Active transport on disordered microtubule networks: The generalized random velocity model

Abstract

The motion of small cargo particles on microtubules by means of motor proteins in disordered microtubule networks is investigated theoretically using both analytical tools and computer simulations. Different network topologies in two and three dimensions are considered, one of which has been recently studied experimentally by Salman [Biophys. J. 89, 2134 (2005)]. A generalization of the random velocity model is used to derive the mean-square displacement of the cargo particle. We find that all cases belong to the class of anomalous superdiffusion, which is sensitive mainly to the dimensionality of the network and only marginally to its topology. Yet in three dimensions the motion is very close to simple diffusion, with sublogarithmic corrections that depend on the network topology.

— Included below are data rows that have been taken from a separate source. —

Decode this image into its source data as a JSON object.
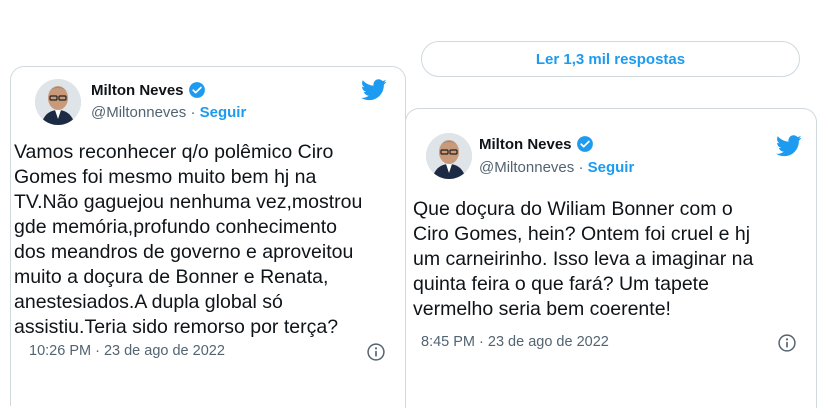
{
  "replies_button": {
    "label": "Ler 1,3 mil respostas"
  },
  "tweets": [
    {
      "name": "Milton Neves",
      "handle": "@Miltonneves",
      "separator": "·",
      "follow_label": "Seguir",
      "text": "Vamos reconhecer q/o polêmico Ciro\nGomes foi mesmo muito bem hj na\nTV.Não gaguejou nenhuma vez,mostrou\ngde memória,profundo conhecimento\ndos meandros de governo e aproveitou\nmuito a doçura de Bonner e Renata,\nanestesiados.A dupla global só\nassistiu.Teria sido remorso por terça?",
      "time": "10:26 PM · 23 de ago de 2022"
    },
    {
      "name": "Milton Neves",
      "handle": "@Miltonneves",
      "separator": "·",
      "follow_label": "Seguir",
      "text": "Que doçura do Wiliam Bonner com o\nCiro Gomes, hein? Ontem foi cruel e hj\num carneirinho. Isso leva a imaginar na\nquinta feira o que fará? Um tapete\nvermelho seria bem coerente!",
      "time": "8:45 PM · 23 de ago de 2022"
    }
  ],
  "colors": {
    "accent": "#1d9bf0",
    "secondary_text": "#536471",
    "border": "#cfd9de"
  },
  "icons": [
    "verified-badge-icon",
    "twitter-bird-icon",
    "info-icon"
  ]
}
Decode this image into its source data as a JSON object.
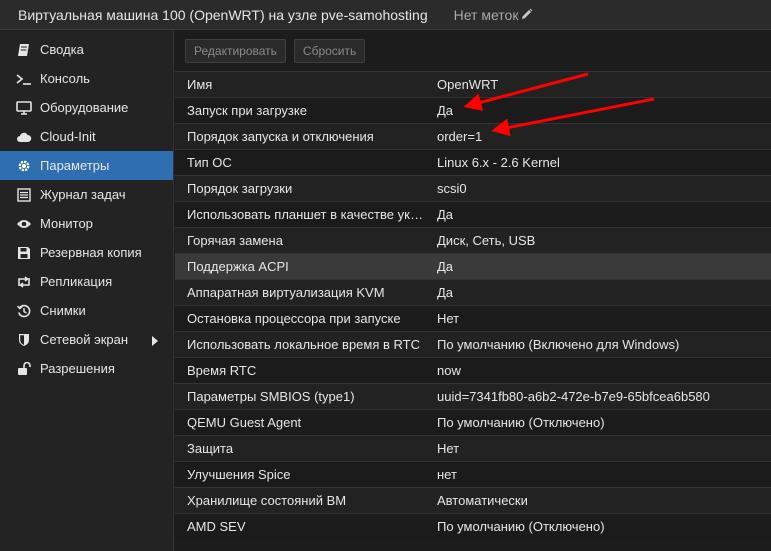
{
  "header": {
    "title": "Виртуальная машина 100 (OpenWRT) на узле pve-samohosting",
    "tags_label": "Нет меток",
    "tags_icon": "pencil-icon"
  },
  "sidebar": {
    "items": [
      {
        "label": "Сводка",
        "icon": "book-icon"
      },
      {
        "label": "Консоль",
        "icon": "terminal-icon"
      },
      {
        "label": "Оборудование",
        "icon": "desktop-icon"
      },
      {
        "label": "Cloud-Init",
        "icon": "cloud-icon"
      },
      {
        "label": "Параметры",
        "icon": "gear-icon",
        "active": true
      },
      {
        "label": "Журнал задач",
        "icon": "list-icon"
      },
      {
        "label": "Монитор",
        "icon": "eye-icon"
      },
      {
        "label": "Резервная копия",
        "icon": "floppy-icon"
      },
      {
        "label": "Репликация",
        "icon": "retweet-icon"
      },
      {
        "label": "Снимки",
        "icon": "history-icon"
      },
      {
        "label": "Сетевой экран",
        "icon": "shield-icon",
        "has_submenu": true
      },
      {
        "label": "Разрешения",
        "icon": "unlock-icon"
      }
    ]
  },
  "toolbar": {
    "edit_label": "Редактировать",
    "reset_label": "Сбросить"
  },
  "options": {
    "rows": [
      {
        "key": "Имя",
        "value": "OpenWRT"
      },
      {
        "key": "Запуск при загрузке",
        "value": "Да"
      },
      {
        "key": "Порядок запуска и отключения",
        "value": "order=1"
      },
      {
        "key": "Тип ОС",
        "value": "Linux 6.x - 2.6 Kernel"
      },
      {
        "key": "Порядок загрузки",
        "value": "scsi0"
      },
      {
        "key": "Использовать планшет в качестве указателя",
        "value": "Да"
      },
      {
        "key": "Горячая замена",
        "value": "Диск, Сеть, USB"
      },
      {
        "key": "Поддержка ACPI",
        "value": "Да",
        "selected": true
      },
      {
        "key": "Аппаратная виртуализация KVM",
        "value": "Да"
      },
      {
        "key": "Остановка процессора при запуске",
        "value": "Нет"
      },
      {
        "key": "Использовать локальное время в RTC",
        "value": "По умолчанию (Включено для Windows)"
      },
      {
        "key": "Время RTC",
        "value": "now"
      },
      {
        "key": "Параметры SMBIOS (type1)",
        "value": "uuid=7341fb80-a6b2-472e-b7e9-65bfcea6b580"
      },
      {
        "key": "QEMU Guest Agent",
        "value": "По умолчанию (Отключено)"
      },
      {
        "key": "Защита",
        "value": "Нет"
      },
      {
        "key": "Улучшения Spice",
        "value": "нет"
      },
      {
        "key": "Хранилище состояний ВМ",
        "value": "Автоматически"
      },
      {
        "key": "AMD SEV",
        "value": "По умолчанию (Отключено)"
      }
    ]
  },
  "annotation": {
    "arrow_color": "#ff0000"
  }
}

When details of the thermal diffusion in the bulk solution are included, no significant change to the asymptotic time behavior is found. However, a small asymmetry in the mean microtubule polarity affects the corresponding long-time behavior. We also study a three-dimensional model of the microtubule network in living animal cells. Three first-passage-time problems of intracellular transport are simulated and analyzed for different motor processivities: (i) cargo that originates near the nucleus and has to reach the membrane, (ii) cargo that originates from the membrane and has to reach the nucleus, and (iii) cargo that leaves the nucleus and has to reach a specific target in the cytoplasm. We conclude that while a higher motor processivity increases the transport efficiency in cases (i) and (ii), in case (iii) it has the opposite effect. We conjecture that the balance between the different network tasks, as manifested in cases (i) and (ii) versus case (iii), may be the reason for the evolutionary choice of a finite motor processivity.